Bonding Properties of Package-on-Package Stack Interconnection Using by 150 ㎛ Height Copper Posts

Abstract

In this study, we used copper (Cu) posts, plated to a height of 150 μm, as interconnections to form electrodes between different package layers. The upper layer consisted of a chip-scale package (CSP), while the lower layer was made up of a flip chip-chip scale package (FCCSP). We plated a Cu post on the side of FCCSP substrate, and produced the FCCSP package by thermo-compression (TC) bonding with copper pillar solder bumps on the center of substrate. The surface of the bottom electrode for the upper CSP received a surface finish of electroless nickel, electroless palladium, and immersion gold (ENEPIG). The bonding surface of the lower FCCSP was the bare Cu surface of the epoxy-molded Cu post. The PoP joining process used a vacuum reflow process with solder paste and solder balls. To understand the package joint's characteristics, we measured voids and shear strength, and analyzed the cross-sectional microstructure.
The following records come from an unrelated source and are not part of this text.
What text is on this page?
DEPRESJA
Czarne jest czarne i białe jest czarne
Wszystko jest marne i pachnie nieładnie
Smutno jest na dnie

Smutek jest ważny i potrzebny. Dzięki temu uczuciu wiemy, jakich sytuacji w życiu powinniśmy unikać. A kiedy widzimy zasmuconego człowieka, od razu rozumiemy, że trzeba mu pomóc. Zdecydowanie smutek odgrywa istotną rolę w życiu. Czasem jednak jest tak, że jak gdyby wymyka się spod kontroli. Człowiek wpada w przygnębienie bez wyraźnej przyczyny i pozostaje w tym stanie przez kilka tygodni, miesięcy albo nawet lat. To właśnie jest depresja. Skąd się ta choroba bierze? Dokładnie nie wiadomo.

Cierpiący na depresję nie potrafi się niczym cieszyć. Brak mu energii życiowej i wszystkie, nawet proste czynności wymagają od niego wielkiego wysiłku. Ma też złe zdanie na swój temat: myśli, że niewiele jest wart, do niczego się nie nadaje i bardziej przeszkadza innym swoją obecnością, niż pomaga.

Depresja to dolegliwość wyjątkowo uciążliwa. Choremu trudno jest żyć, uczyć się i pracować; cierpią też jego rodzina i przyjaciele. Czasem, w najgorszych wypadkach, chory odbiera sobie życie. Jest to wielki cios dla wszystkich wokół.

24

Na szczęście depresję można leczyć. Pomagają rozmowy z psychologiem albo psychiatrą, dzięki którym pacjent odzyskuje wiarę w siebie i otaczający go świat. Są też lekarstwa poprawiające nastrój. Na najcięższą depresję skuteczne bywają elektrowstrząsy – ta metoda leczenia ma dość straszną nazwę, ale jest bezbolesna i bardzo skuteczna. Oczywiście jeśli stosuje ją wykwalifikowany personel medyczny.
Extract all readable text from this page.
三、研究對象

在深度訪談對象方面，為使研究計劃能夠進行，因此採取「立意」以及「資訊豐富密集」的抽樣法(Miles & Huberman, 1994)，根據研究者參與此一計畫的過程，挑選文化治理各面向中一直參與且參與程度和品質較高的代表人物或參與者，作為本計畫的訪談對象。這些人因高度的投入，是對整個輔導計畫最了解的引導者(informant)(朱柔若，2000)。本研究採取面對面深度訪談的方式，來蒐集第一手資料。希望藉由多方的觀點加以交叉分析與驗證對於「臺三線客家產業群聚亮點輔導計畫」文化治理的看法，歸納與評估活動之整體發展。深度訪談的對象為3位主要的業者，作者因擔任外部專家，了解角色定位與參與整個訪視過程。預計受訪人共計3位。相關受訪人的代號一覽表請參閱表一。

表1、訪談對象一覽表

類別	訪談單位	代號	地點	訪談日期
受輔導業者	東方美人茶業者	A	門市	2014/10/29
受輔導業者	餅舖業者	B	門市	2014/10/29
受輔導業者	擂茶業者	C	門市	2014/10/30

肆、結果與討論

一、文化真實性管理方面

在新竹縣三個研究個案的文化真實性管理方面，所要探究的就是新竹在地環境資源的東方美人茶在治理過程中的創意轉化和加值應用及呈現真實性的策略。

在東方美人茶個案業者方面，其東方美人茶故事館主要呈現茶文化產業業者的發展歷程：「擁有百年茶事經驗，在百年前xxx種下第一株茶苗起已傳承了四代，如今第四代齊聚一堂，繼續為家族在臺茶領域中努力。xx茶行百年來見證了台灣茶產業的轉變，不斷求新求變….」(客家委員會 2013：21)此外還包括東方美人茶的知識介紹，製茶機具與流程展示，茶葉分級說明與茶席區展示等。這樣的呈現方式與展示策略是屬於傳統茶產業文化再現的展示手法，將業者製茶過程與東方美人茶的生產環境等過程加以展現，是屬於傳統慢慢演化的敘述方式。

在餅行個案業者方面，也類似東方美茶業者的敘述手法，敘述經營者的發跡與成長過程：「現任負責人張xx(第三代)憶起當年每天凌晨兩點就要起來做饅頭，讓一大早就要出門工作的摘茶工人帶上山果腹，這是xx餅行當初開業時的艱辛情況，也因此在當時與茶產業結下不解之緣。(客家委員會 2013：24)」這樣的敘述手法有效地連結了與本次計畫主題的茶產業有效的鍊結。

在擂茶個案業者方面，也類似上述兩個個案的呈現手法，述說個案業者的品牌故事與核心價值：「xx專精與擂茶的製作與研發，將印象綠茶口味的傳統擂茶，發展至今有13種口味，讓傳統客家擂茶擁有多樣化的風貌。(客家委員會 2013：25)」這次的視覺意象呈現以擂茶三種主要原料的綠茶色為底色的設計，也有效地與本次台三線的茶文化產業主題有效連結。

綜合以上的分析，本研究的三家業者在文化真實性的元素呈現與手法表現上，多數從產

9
The temperature profile used in the PoP joining process demonstrated optimal joint characteristics with a joint void content of 2.3% and a joint strength of approximately 44 MPa when formic acid was utilized and the activation preheating time was extended. Cross-sectional warpage analysis of the PoP package revealed a minimal difference of approximately 31 μm between the center and the ends. This study successfully developed a stacked package with a PoP structure using Cu Post, and the bonding process was optimized to minimize warpage in the PoP package.